HOUSEBUILDERS north of the Border are sharing land and building sites in an effort to kick-start the beleaguered sector.

Homes for Scotland, the lobby group that represents the nation’s private housebuilders, said the move is aimed reducing costs..

Jonathan Fair, the organisation’s chief executive, also said yesterday that the sector was now beginning to see signs of recovery, albeit from a very low base in the wake of the global meltdown in the financial markets that permeated through to housebuilders and purchasers alike.

“Many builders are now sharing sites as a strategy to get through the downturn and it’s an example of how the housebuilding sector is helping itself,” Mr Fair said.

“Personally, I see it as the way forward.

“Sharing land is a way to lower overheads and reduce costs as a way to cope with the trading environment.

“The building groups involved all share the infrastructure costs of a site, which can make a considerable difference.

“Most of the major housebuilders in Scotland are doing this now – Barratt, Taylor Wimpey, Persimmon – in places like Kirkliston, near Edinburgh, Hamilton and Bathgate.” He said four housebuilders were currently sharing one development site in Kirkliston.

“I think this is also good for house buyers, because it brings variety – both in terms of home styles and prices – to a single development site, which is very appealing,” he said.

Home sales in Scotland are down by around half of the 2007 figure and total bank lending over the same period has also halved as banks have continued to choke off credit.

Even though mortgage approvals for purchase surged by 6.7% in June across the UK , it was only because lenders had rushed to meet half-year lending targets.

At the same time, the biggest rises were seen in London, reaffirming the north-south divide.

The latest statistics also revealed a picture of continuing weakness, and a mortgage market growing ever-tougher for first-time buyers.

Those getting their first foot on the housing ladder accounted for just 22% of mortgage approvals last month, a fall from 23% in May – and significantly down from early 2008 when they accounted for 30% of all mortgage approvals.

The credit crisis not only bludgeoned house prices and crunched the availability of funding for potential buyers, but it also led to a dramatic slump in the number of new homes built and sold, and many development sites across Scotland were simply mothballed.

Nonetheless, Homes for Scotland remained sanguine.

Mr Fair said: “There is no doubt about it, we have come through an extremely challenging period – but I think we are now beginning to see the start of the recovery.
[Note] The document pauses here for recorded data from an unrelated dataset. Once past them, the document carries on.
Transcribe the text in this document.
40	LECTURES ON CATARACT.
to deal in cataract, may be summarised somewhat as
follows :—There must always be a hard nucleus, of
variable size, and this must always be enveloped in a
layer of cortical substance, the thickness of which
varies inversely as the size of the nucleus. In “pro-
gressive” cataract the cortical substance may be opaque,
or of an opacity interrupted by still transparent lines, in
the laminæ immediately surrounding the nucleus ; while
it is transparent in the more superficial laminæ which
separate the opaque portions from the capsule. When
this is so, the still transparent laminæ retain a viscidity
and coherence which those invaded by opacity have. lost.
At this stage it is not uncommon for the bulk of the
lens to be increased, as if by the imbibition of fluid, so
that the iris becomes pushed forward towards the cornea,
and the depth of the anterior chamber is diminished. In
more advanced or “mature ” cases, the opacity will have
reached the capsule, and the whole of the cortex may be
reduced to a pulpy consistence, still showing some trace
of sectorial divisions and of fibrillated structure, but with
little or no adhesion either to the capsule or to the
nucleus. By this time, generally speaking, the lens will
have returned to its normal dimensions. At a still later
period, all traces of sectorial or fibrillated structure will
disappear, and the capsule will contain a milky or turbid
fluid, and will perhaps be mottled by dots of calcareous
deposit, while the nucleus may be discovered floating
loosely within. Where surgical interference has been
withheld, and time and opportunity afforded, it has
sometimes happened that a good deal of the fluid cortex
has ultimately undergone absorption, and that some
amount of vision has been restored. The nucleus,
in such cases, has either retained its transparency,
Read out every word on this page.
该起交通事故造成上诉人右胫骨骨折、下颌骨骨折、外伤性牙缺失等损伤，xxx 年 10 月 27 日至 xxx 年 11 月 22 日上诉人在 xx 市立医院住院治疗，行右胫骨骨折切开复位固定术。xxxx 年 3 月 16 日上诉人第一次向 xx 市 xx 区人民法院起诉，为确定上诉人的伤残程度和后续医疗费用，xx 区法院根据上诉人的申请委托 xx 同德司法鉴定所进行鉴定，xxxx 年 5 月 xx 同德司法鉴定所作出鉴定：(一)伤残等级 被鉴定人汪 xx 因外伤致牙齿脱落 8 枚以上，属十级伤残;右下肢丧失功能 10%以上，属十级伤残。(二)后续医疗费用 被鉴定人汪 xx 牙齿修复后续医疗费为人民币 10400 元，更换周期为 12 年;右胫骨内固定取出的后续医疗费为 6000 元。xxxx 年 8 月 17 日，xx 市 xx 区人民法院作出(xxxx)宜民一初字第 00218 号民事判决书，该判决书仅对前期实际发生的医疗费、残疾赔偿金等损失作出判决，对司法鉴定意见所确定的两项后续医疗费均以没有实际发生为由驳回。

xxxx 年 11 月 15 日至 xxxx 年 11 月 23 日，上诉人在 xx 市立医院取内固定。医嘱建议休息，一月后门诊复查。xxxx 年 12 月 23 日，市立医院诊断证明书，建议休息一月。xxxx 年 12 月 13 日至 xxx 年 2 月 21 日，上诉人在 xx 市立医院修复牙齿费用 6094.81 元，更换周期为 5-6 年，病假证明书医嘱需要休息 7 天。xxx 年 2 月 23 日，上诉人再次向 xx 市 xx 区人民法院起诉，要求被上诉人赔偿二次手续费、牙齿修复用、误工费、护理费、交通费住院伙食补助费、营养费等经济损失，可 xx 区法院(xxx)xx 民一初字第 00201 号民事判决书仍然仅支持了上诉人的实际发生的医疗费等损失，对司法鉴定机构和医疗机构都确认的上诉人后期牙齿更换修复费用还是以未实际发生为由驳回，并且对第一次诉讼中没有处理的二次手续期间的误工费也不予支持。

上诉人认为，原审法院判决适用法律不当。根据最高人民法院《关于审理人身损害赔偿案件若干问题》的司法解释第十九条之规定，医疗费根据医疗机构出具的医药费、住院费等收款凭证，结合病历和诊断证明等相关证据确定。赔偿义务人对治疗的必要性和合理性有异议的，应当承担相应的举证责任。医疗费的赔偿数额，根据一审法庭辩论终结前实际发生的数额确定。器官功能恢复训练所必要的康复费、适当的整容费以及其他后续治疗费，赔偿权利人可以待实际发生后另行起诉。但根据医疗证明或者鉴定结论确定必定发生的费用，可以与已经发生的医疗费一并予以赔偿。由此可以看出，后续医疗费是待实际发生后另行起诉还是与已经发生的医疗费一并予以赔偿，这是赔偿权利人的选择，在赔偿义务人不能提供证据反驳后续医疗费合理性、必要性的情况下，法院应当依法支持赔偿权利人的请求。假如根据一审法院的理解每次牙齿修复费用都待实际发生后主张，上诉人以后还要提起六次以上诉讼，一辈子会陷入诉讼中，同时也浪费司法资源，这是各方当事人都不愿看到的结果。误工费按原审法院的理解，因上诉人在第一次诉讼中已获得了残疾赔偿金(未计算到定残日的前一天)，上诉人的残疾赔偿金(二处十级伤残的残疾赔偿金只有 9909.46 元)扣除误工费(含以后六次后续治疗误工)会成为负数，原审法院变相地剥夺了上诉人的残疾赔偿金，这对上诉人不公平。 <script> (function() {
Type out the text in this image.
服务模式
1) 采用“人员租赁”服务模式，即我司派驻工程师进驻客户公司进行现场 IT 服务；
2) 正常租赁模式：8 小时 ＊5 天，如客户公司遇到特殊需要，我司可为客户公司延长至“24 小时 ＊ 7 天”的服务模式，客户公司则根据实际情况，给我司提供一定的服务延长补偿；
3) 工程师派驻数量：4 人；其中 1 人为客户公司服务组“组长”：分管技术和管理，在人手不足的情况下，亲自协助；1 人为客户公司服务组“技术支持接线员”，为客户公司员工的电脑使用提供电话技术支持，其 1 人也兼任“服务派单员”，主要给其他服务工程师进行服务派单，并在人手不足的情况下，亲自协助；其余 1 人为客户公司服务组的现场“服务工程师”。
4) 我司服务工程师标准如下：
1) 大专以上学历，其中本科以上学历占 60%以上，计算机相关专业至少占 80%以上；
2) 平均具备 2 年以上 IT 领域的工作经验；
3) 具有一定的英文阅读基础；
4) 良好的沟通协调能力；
“The number of homes being built now is about half of where we were at before the downturn in 2007 and we have been bumping along the bottom for a while now.

Mr Fair also noted that the recent acquisition by Elgin-based Springfield Properties of Redrow’s Scottish operation was a positive sign that “housebuilders are planning for the future”.

“But this year we will be about 10% up, so something positive is happening.”

He added: “The market is still fragile, but at least it has stabilised.”